To combat this inflation, the Federal Reserve increased interest rates. The interest rate hikes were extreme, and the federal funds rate reached as high as 19.1 percent in June of 1980. By comparison, the federal funds rate is currently near 0 and only went above 5 percent a few times in the last decade. Hiking interest rates slows economic activity, and the intent of the Fed was to create an economic recession that would whip inflation. This policy accomplished exactly that as the rate hikes caused (or dominantly contributed to) the 1980 recession and the recession that spanned 1981-1982.

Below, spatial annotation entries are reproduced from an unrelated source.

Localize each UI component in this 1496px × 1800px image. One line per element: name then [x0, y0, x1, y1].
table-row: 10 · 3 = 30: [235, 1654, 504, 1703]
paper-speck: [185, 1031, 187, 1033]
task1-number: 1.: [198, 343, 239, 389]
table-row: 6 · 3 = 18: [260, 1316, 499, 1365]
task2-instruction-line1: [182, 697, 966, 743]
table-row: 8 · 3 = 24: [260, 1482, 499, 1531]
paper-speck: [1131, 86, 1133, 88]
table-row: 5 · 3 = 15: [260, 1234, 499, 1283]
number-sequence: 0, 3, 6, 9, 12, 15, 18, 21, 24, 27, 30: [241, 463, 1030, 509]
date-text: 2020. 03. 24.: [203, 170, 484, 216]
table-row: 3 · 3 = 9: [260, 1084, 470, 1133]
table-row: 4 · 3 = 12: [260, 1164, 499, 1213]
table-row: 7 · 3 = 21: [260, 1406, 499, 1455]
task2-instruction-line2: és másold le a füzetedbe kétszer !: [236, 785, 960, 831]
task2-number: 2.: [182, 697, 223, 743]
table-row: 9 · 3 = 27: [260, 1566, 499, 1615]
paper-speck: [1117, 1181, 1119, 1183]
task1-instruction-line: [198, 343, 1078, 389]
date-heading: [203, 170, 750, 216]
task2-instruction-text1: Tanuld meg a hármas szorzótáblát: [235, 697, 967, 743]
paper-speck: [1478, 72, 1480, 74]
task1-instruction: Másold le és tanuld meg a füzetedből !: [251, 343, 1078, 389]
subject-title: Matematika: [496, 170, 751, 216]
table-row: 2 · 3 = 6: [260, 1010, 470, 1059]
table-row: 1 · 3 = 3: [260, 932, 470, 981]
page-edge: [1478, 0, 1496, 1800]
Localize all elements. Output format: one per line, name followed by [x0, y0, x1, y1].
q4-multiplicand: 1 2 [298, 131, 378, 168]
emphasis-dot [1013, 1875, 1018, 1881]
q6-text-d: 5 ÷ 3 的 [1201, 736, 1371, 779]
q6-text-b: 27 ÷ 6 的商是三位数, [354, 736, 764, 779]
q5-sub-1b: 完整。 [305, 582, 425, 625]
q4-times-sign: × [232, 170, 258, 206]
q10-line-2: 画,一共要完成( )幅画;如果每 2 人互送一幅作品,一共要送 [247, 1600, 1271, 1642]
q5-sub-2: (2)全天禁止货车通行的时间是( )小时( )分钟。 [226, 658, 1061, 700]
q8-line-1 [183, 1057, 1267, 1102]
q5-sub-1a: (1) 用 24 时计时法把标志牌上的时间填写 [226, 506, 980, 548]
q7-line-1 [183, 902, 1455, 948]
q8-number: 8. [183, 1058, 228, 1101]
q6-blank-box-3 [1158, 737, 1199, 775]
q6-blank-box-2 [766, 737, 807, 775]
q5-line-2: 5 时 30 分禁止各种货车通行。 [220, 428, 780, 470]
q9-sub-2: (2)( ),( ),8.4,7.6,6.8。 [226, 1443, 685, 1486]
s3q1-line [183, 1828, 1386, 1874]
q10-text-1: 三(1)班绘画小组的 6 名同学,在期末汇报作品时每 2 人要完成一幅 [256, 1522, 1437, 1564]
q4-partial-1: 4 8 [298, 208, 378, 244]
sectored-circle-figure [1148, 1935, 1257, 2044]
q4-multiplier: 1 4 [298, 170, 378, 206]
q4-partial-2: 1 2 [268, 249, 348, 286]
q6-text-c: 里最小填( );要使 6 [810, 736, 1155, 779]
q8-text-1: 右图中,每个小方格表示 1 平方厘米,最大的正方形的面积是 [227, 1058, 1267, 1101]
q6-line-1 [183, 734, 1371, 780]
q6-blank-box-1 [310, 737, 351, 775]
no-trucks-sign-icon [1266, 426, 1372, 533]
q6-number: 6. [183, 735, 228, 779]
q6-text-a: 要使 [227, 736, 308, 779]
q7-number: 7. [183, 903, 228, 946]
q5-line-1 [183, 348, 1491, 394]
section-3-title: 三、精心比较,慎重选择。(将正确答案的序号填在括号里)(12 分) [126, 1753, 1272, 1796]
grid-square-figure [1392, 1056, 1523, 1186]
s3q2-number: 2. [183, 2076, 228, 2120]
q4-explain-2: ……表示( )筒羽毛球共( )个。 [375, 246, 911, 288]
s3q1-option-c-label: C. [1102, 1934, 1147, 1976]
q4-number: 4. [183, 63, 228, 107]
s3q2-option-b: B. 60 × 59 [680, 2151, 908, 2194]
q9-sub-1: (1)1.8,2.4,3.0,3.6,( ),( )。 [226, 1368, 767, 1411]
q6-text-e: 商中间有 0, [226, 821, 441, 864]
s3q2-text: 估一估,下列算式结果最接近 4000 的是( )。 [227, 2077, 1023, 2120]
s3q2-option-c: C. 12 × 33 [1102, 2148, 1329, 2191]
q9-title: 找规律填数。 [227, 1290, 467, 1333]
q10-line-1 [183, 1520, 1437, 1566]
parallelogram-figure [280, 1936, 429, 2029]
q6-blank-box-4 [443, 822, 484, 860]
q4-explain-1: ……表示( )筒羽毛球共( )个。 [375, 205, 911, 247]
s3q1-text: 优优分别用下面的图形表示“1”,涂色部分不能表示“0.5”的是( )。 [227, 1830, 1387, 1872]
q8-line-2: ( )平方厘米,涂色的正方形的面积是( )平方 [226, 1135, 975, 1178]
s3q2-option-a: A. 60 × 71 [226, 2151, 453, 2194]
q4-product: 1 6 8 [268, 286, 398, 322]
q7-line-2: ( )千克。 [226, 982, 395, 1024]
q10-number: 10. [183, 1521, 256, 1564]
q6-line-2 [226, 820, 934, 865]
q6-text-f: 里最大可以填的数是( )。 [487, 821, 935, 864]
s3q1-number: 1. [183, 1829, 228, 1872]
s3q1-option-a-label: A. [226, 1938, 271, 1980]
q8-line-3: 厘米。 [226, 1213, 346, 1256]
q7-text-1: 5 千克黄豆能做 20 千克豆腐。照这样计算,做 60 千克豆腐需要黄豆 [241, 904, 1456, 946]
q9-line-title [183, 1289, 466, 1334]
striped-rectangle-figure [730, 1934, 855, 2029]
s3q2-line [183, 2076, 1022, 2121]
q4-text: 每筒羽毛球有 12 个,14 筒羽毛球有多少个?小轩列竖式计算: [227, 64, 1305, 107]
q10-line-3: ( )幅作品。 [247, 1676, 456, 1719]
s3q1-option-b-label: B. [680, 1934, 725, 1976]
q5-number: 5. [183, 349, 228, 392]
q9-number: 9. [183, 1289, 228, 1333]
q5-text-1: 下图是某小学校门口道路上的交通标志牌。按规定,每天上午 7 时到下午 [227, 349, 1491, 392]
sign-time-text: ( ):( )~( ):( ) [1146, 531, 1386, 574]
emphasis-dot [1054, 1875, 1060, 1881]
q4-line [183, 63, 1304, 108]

After the Fed was convinced it had beaten inflation back, it rapidly cut interest rates to bring the economy back to capacity and full employment. So starting in August of 1981, the Fed began its rate cuts. From the 19.1 percent interest rate high in June of 1980, the rates fell as low as 2.4 percent in July of 1983 and all the way to 1.2 percent in December of 1986. Cutting rates like this stimulates the economy (if it is not already operating at capacity) and that’s exactly what it did.
In this time period of rate hikes and rate cuts, the unemployment rate bounced up and then down in tune with Fed policy (with some lag time which is typical). After hovering around 5-6 percent for most of the late 1970s, the unemployment rate shot up. In July of 1979, the unemployment rate was at 5.7 percent. The rate rose and rose until it finally reached its peak in December of 1982 at 10.8 percent. Then, responding to the steep interest rate cuts described above, the rate plummeted almost entirely uninterrupted until it settled back around 5-6 percent. The low point was 5.3 percent in November and December of 1988.
So, in short, the Federal Reserve sought to tackle extremely high inflation rates that presented themselves in the late 1970s. It did this by hiking interest rates to slow down economic activity and create a recession. After it had accomplished that, it cut the interest rates to bring the economy back to capacity. This rate hike and subsequent rate cut caused unemployment to spike and then fall, after the usual lag.
Reagan managed to come into the office right as the rate hikes were icing the economy and throwing people out of work, and then managed to remain in office as the rate cuts were bringing the economy back to capacity and full employment. But Reagan had nothing to do with any of this. The Fed chair that engineered this, Paul Volcker, was not even appointed by Reagan: Carter appointed him. However, since nobody understands monetary policy, this is all missed, and instead we get treated to a totally ignorant discussion about Reagan’s fiscal and tax policy as if they were even remotely important drivers of these economic swings.
To be clear, none of what I have said here is original or unique. In economic circles, this is the most generic and standard explanation of what was going on. The Federal Reserve is almost always the most important actor in reducing or increasing unemployment. In a world where everyone on TV and radio has no real idea what the Federal Reserve does, this fact gets buried. But if you want to understand what happened in the late 1970s and 1980s, you wont even start to comprehend it without looking at the monetary policy of that period.